Paris, July 2, 2009 – Since President Barack Obama in his recent Cairo speech made a tut-tutting remark about countries that restricted wearing religious garb in school, the controversy over the Muslim burqa has resumed in Europe.
It’s not a problem in the United States. Not many women are on the streets of New York or Chicago wearing totally enveloping gowns with only a mesh to look through. Few immigrants to the United States are from the countries where this is worn. Arab immigrants from the Middle East are more often than not middle-class, many are Christian, and nearly all are in America by choice and ambition, eager to celebrate the Fourth of July.
The American immigration model bears little resemblance to those in Europe, being – for naturalized citizens – non-directive, non-supportive and very open and free for those who accept a powerful popular conformism and intense American nationalism.
Americans, Canadians and the British usually expect everyone to wear whatever they want. Even Royal Canadian Mounted Policemen wear turbans, if they are Sikhs -- not yet the practice among New York City mounted policemen, nor the city’s bicycle-mounted delivery-men. But perhaps these are not jobs Sikhs want.

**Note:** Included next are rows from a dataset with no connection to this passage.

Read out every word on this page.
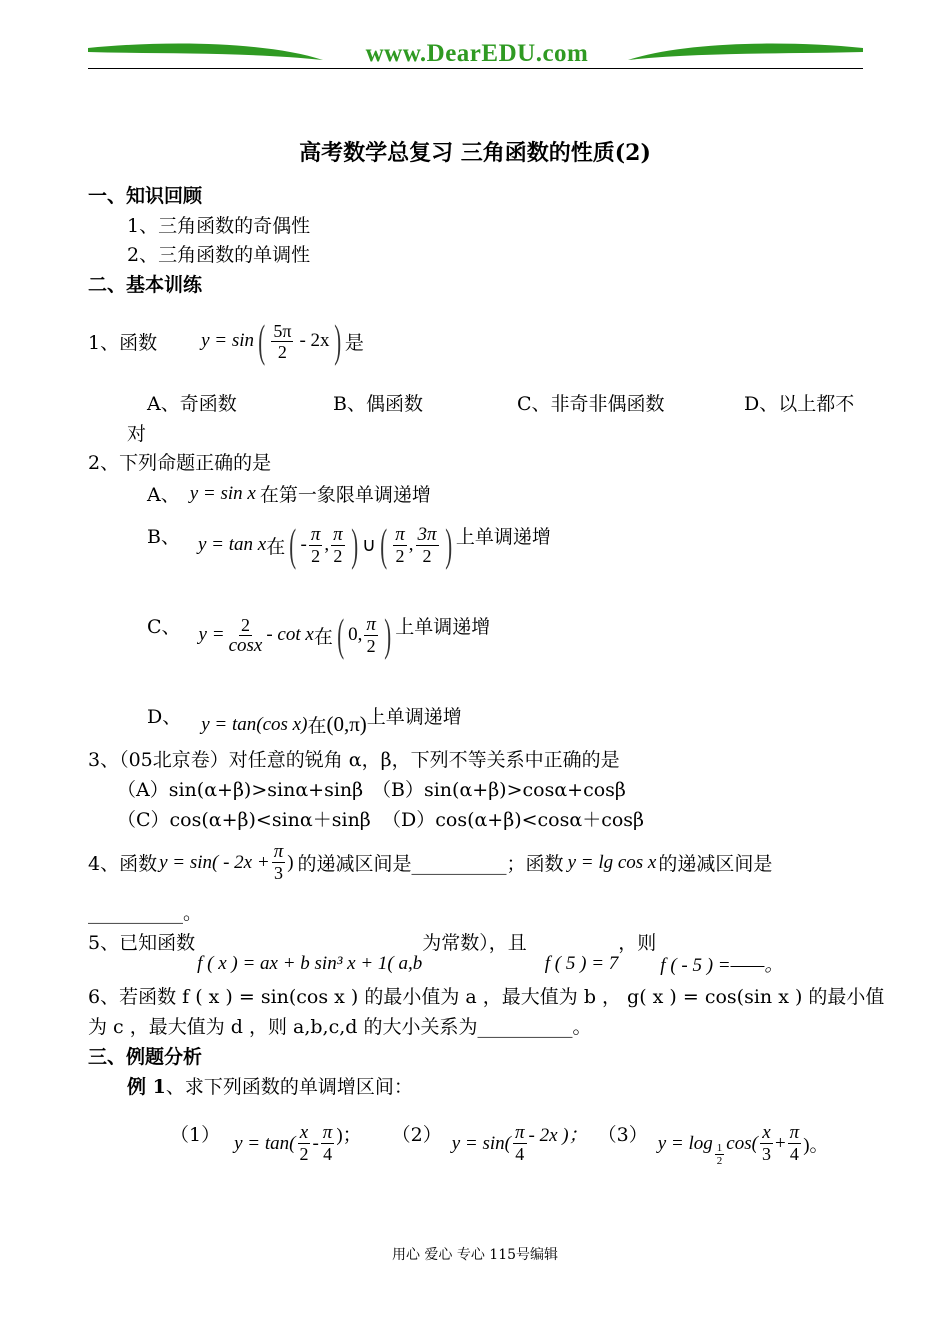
www.DearEDU.com
高考数学总复习 三角函数的性质(2)
一、知识回顾
1、三角函数的奇偶性
2、三角函数的单调性
二、基本训练
1、函数 y = sin ( $\frac{5\pi}{2} - 2x$ ) 是
A、奇函数	B、偶函数	C、非奇非偶函数	D、以上都不
对
2、下列命题正确的是
A、 y = sin x 在第一象限单调递增
B、 y = tan x 在 ( - $\frac{\pi}{2}$ , $\frac{\pi}{2}$ ) ∪ ( $\frac{\pi}{2}$ , $\frac{3\pi}{2}$ ) 上单调递增
C、 $y = \frac{2}{\cos x} - \cot x$ 在 ( 0, $\frac{\pi}{2}$ ) 上单调递增
D、 y = tan(cos x) 在 (0,π) 上单调递增
3、（05北京卷）对任意的锐角 α，β，下列不等关系中正确的是
（A）sin(α+β)>sinα+sinβ （B）sin(α+β)>cosα+cosβ
（C）cos(α+β)<sinα＋sinβ （D）cos(α+β)<cosα＋cosβ
4、函数 $y = \sin( - 2x + \frac{\pi}{3}$ ) 的递减区间是__________；函数 y = lg cos x 的递减区间是
__________。
5、已知函数
f ( x ) = ax + b sin³ x + 1( a,b
为常数），且
f ( 5 ) = 7
，则
f ( - 5 ) =——。
6、若函数 f ( x ) = sin(cos x ) 的最小值为 a ，最大值为 b ， g( x ) = cos(sin x ) 的最小值
为 c ，最大值为 d ，则 a,b,c,d 的大小关系为__________。
三、例题分析
例 1、求下列函数的单调增区间：
（1） $y = \tan( \frac{x}{2} - \frac{\pi}{4}$ )； （2） $y = \sin( \frac{\pi}{4} - 2x$ )； （3） $y = \log \frac{1}{2} \cos( \frac{x}{3} + \frac{\pi}{4}$ )。
用心 爱心 专心 115号编辑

In Europe, clothing and immigration are closely connected. There was controversy in Britain last year when young black or Asian men wearing “hoodies” – hooded sweatshirts – received an inordinate amount of attention from the police. An objectively unanswerable question of political correctness was thereby posed, concerning police discrimination (or “racial profiling”).
If noisy young men traveling in groups and wearing hoodies are – or are perceived as -- responsible for a disproportionate amount of small-time crime and nuisance in a given neighborhood, or at certain train or subway stations, or even if similarly garbed French youth are suspected of burning their neighbors’ cars on festive occasions, is it racial profiling for the police to stop and question them, or search them for illegal weapons?